26.Inovasi Pendidikan Berstatus Proyek

Selasa, 09 September 2014 |



26.
Inovasi Pendidikan
Berstatus Proyek



UPAYA pengembangan kurikulum memerlukan landasan yang jelas dan kokoh, sehingga tidak mudah terombang-ambing oleh arus transformasi dan inovasi pendidikan dan pembelajaran yang begitu dahsyat sebagaimana yang terjadi akhir-akhir ini. Apalagi inovasi itu pada umumnya cenderung bersifat top-down innovation melalui strategi power coercive atau pemaksaan dari atasan yang berkuasa. Inovasi ini sengaja diciptakan oleh atasan sebagai usaha untuk meningkatkan mutu pendidikan atau sebagai usaha untuk meningkatkan efisiensi dan sebagainya. Inovasi seperti ini dilakukan dan diterapkan kepada bawahan dengan cara mendidik, melatih, mengajak, menganjurkan dan bahkan memaksakan apa yang menurut pencipta itu baik untuk kepentingan sekolah. Dan sekolah tidak punya otoritas untuk menolak pelaksanaannya.
Idris H. M Noor[1] menyatakan bahwa banyak contoh inovasi yang telah dilakukan selama beberapa decade terakhir ini, seperti Cara Belajar Siswa Aktif (CBSA), Kurikulum Berbasis Kompetensi, Sistem Modul dan pembelajaran, Contextual Teaching and Learning, Quantum Teaching and Learning, dan lain-lain. Namun inovasi yang diciptakan itu banyak yang tidak bertahan lama dan hilang, tenggelam begitu saja. Model inovasi yang demikian hanya berjalan dengan baik pada waktu berstatus sebagai proyek.

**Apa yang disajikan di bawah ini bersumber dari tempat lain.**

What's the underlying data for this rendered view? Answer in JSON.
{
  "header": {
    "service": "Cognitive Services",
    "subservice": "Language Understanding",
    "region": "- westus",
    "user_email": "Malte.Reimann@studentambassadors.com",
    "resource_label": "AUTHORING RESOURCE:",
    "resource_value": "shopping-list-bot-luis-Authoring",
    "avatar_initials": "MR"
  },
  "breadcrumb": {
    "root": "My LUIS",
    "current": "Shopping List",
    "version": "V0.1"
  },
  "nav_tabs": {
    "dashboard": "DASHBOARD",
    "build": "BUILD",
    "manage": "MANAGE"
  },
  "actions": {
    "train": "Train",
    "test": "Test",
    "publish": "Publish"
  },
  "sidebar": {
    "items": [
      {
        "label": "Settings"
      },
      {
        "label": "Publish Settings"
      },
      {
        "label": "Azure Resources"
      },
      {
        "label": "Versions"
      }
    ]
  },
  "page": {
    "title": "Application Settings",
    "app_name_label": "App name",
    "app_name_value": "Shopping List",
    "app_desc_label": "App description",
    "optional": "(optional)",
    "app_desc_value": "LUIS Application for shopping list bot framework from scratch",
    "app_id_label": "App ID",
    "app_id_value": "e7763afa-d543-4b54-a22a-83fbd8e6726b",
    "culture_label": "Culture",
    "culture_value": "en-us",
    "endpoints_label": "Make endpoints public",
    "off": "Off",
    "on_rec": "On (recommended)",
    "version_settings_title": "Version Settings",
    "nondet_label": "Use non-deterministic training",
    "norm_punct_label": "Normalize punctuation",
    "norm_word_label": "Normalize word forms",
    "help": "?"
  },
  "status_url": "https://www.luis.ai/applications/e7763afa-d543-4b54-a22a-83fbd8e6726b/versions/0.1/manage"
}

Tidak sedikit model inovasi seperti itu, pada saat diperkenalkan atau bahkan selama pelaksanaannya banyak mendapat penolakan (resistance) bukan hanya dari pelaksana inovasi itu sendiri (di sekolah), tapi juga para pemerhati dan administrator di Kanwil dan Kandep.
Sebagai kebaikan dari Top-Down Innovation adalah model inovasi yang diciptakan berdasarkan ide, pikiran, kreasi dan inisiatif dari sekolah, guru atau masyarakat yang umumnya disebut model Bottom Up Inovation. Model ini jarang dilakukan di Indonesia selama ini karena system pendidikan yang cenderung centralistis walaupun sudah diberlakukan desentralisasi pendidikan.
Inovasi Kurikulum yang bersifat top-down ternyata banyak menghadapi kendala, antara lain adalah: (1) perkiraan yang tidak tepat terhadap inovasi; (2) Konflik dan motivasi yang kurang sehat; (3) lemahnya berbagai faktor penunjang sehingga mengakibatkan tidak berkembangnya inovasi yang dihasilkan; (4) keuangan (financial) yang tidak terpenuhi; (5) penolakan dari sekelompok tertentu atas hasil inovasi; (6) kurang adanya hubungan social dan publikasi (Subandiyah 1992).

Alasan Penolakan Inovasi
Di samping itu, ada beberapa hal mengapa inovasi sering ditolak atau tidak dapat diterima oleh para pelaksana inovasi di lapangan atau di sekolah sebagai berikut. (1) Sekolah atau guru tidak dilibatkan dalam proses perencanaan, penciptaan dan bahkan pelaksanaan inovasi tersebut, sehingga ide baru atau inovasi tersebut dianggap oleh guru atau sekolah bukan miliknya, dan merupakan kepunyaan orang lain yang tidak perlu dilaksanakan, karena tidak sesuai dengan keinginan atau kondisi sekolah mereka. (2) Guru ingin mempertahankan sistem atau metode yang mereka lakukan saat sekarang, karena sistem atau metode tersebut sudah mereka laksanakanj bertahun-tahun dan tidak ingin diubah. Di samping itu, system yang mereka miliki dianggap oleh mereka memberikan rasa aman atau kepuasan serta sudah baik sesuai dengan pikiran mereka. (3) Inovasi yang baru yang dibuat oleh orang lain terutama dari pusat belum sepenuhnya melihat kebutuhan dan kondisi yang dialami oleh guru dan peserta didik. Hal ini senada dengan pernyataan Munro (1987) bahwa “Mismatch between teacher’s intention and practice is important barrier to the success of the innovatory program”. (4) Inovasi yang diperkenalkan dan dilaksanakan yang berasal dari pusat merupakan kecenderungan sebuah proyek, di mana segala sesuatunya ditentukan oleh pencipta inovasi dari pusat. Inovasi ini bisa terhenti kalau proyek itu selesai atau kalau financial dan keuangannya sudah tidak ada lagi. Dengan demikian, pihak sekolah atau guru hanya terpaksa melakukan perubahan sesuai dengan kehendak para innovator di pusat dan tidak punya wewenang untuk mengubahnya.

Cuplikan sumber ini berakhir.